17 Responses to “Not this again.”

  1. Gemma September 13, 2013 at 8:23 pm #

    BRILLIANT article. Thank you. This issue gets me so riled up as well; I’m so saddened by how lazy the mainstream media is when covering this stuff — I hope they might start to read posts like this as part of their research instead.

  2. Charlotte Weston September 15, 2013 at 9:43 am #

    Well said!!

  3. Jo Hodgson September 15, 2013 at 10:51 am #

    Hear hear – you rock 🙂

  4. Ruth September 22, 2013 at 10:46 am #

    Brilliant!! I’ve always thought this too. Just never wrote it down. I remember the Plunket nurse giving me an earbashing for sleeping with my baby. I was so upset, and I thought she was so WRONG!

  5. Sarah Jane Barnett September 22, 2013 at 8:17 pm #

    Excellent post! The way co-sleeping is portrayed in the media drives me totally crazy. Thanks for being the voice for many mothers out there.

  6. Kate Ogden September 22, 2013 at 9:27 pm #

    Love your post and really love that last piece of artwork with the family in bed and babe nursing. I miss those days.

  7. Jamie Rodgers September 22, 2013 at 9:42 pm #

    As a New Zealand mummy, I am saddened to see a twat like Wallace given media time. I for one roll my eyes at his ranting as clearly he is uneducated and unfamiliar with the scientific information behind bedsharing (not co-sleeping wallace). I and hundreds of other kiwi mums I know will not listen to his inflated and misinformed opinion on the subject as we know we are doing the best by our children. I for one hope nothing comes of his attempt at shit stirring.

  8. Paulina September 22, 2013 at 10:19 pm #

    Just wanted to help with the beautiful co-sleeping painting. It’s called “l’intime …” and it’s by Faby Artiste (http://www.fabyartiste.com/) Unfortunately, the whole page is in French, but the work is beautiful!

  9. heather machin September 22, 2013 at 11:42 pm #

    you dont have to be so hard on middle aged white men.

  10. claremonti September 23, 2013 at 8:26 am #

    I liken it to teenage sex/drug abuse. If you just forbid it, and don’t talk about it, teenagers are going to do it anyway, in their own unsafe, feeling their way along manner. TALK about it, and you can educate them about how to do things safely.

    • daisyandzelda September 23, 2013 at 9:44 am #

      YES – people need to be educated about safety. But I also think that parents need to be trusted to know what’s best for their children… and we’re arguably talking about something that is a HEALTHIER approach, in the right circumstances, than sleeping a baby separately is. Obviously, I don’t see it as inherently dangerous, or even a calculated risk (unlike teenage sex and drugs!). But I completely agree with your point, and i SO wish there was more talk generally about how to bed-share, and about who’s bed-sharing, and about the positive aspects – rather than solely about the supposed deathly danger. Such material is surprisingly hard to find, even online…
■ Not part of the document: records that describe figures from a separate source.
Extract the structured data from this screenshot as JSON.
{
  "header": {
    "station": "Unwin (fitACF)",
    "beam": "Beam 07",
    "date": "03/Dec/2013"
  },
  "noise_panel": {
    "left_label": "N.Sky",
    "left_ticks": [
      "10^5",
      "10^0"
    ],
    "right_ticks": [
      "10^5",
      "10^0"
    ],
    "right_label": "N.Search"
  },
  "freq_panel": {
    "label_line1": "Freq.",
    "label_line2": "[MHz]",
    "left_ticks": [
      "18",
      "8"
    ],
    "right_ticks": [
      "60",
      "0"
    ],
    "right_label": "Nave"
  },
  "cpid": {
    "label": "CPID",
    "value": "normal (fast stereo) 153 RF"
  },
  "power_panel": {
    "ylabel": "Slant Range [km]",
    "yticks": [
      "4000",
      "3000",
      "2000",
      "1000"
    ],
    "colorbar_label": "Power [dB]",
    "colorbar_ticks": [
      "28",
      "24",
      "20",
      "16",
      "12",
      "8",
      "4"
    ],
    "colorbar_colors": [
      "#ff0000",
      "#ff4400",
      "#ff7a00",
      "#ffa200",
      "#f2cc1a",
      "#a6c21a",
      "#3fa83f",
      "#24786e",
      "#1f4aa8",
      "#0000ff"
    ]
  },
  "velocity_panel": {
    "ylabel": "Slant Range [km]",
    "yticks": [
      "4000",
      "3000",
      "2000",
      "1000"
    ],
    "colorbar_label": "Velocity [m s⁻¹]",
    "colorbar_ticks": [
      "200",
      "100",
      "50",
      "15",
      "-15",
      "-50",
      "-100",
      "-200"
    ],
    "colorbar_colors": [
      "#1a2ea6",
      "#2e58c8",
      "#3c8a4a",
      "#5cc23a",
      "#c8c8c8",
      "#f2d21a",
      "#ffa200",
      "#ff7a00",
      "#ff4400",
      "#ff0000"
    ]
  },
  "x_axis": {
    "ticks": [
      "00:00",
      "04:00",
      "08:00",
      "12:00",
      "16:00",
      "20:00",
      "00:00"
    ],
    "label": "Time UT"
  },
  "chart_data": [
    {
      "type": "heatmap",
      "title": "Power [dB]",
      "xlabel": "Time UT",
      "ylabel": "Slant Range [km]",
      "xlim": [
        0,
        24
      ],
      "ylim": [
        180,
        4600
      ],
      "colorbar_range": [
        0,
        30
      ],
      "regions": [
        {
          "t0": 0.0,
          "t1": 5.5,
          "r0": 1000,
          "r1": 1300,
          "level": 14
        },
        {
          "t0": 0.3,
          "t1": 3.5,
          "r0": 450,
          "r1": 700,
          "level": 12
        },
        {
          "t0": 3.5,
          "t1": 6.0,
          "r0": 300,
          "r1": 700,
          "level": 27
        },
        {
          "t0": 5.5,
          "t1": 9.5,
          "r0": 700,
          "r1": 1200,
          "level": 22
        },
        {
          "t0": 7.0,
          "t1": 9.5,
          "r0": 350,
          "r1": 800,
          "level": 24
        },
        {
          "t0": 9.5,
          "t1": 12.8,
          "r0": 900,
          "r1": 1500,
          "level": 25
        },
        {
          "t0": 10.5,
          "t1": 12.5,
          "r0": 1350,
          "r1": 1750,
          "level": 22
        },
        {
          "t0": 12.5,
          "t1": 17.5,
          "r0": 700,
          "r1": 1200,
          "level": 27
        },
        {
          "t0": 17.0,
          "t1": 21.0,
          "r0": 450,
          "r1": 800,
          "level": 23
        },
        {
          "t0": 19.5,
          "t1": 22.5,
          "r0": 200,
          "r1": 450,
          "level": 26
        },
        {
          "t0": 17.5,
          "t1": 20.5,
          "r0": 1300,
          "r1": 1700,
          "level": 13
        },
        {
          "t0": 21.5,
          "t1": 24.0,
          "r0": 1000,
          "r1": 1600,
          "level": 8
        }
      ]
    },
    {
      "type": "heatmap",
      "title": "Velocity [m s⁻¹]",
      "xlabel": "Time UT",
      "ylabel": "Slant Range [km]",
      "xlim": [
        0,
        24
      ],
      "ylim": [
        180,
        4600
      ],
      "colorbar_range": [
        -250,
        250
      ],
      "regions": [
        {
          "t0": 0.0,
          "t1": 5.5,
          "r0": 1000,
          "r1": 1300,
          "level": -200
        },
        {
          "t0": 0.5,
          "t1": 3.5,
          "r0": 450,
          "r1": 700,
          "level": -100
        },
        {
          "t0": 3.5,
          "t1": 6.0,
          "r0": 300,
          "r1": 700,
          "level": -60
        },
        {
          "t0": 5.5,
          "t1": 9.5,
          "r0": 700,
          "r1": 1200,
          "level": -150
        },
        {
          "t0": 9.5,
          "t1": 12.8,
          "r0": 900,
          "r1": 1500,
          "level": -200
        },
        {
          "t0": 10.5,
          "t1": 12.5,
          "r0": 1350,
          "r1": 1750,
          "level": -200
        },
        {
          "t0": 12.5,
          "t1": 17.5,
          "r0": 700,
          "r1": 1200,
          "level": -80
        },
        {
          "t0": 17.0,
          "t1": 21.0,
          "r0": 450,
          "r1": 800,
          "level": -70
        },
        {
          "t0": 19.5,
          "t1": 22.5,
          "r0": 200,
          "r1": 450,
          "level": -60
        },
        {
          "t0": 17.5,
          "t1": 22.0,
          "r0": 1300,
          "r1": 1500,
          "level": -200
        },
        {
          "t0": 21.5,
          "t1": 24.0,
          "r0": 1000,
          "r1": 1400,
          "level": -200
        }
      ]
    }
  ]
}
  11. jexiagalleta September 23, 2013 at 9:08 am #

    I fully agree. I blogged about it at PG: http://www.stuff.co.nz/life-style/blogs/pg-parental-guidance-advised/8761098/Its-not-the-co-sleeping

    and got invited to appear on Maori TV!

    http://www.maoritelevision.com/news/national/native-affairs-co-sleeping-babies

    • daisyandzelda September 23, 2013 at 9:38 am #

      I remember reading that post at the time and saying ‘yes, yes, yes’ out loud! And awesome, awesome that Maori TV chose to explore the other side a little… thanks heaps for your support Donnelle!

      • jexiagalleta September 23, 2013 at 7:07 pm #

        I was so nervous, and there are other things I wanted to say. I wish wish wish I had pulled him up on “money is no object”!

  12. Michelle September 23, 2013 at 9:08 pm #

    Hey I agree with what you say. Although you can speak for yourself as far as previously being an ape is concerned, but happy to let that one go. How ever the generalization about white middle aged males was totally uncalled for, I know many of such, one very intimately who are very supportive of co-sleeping. It important to remember to attack the message, not the messenger, especially if that attack is against an entire group, you will lose sympathy fast with a ploy like that.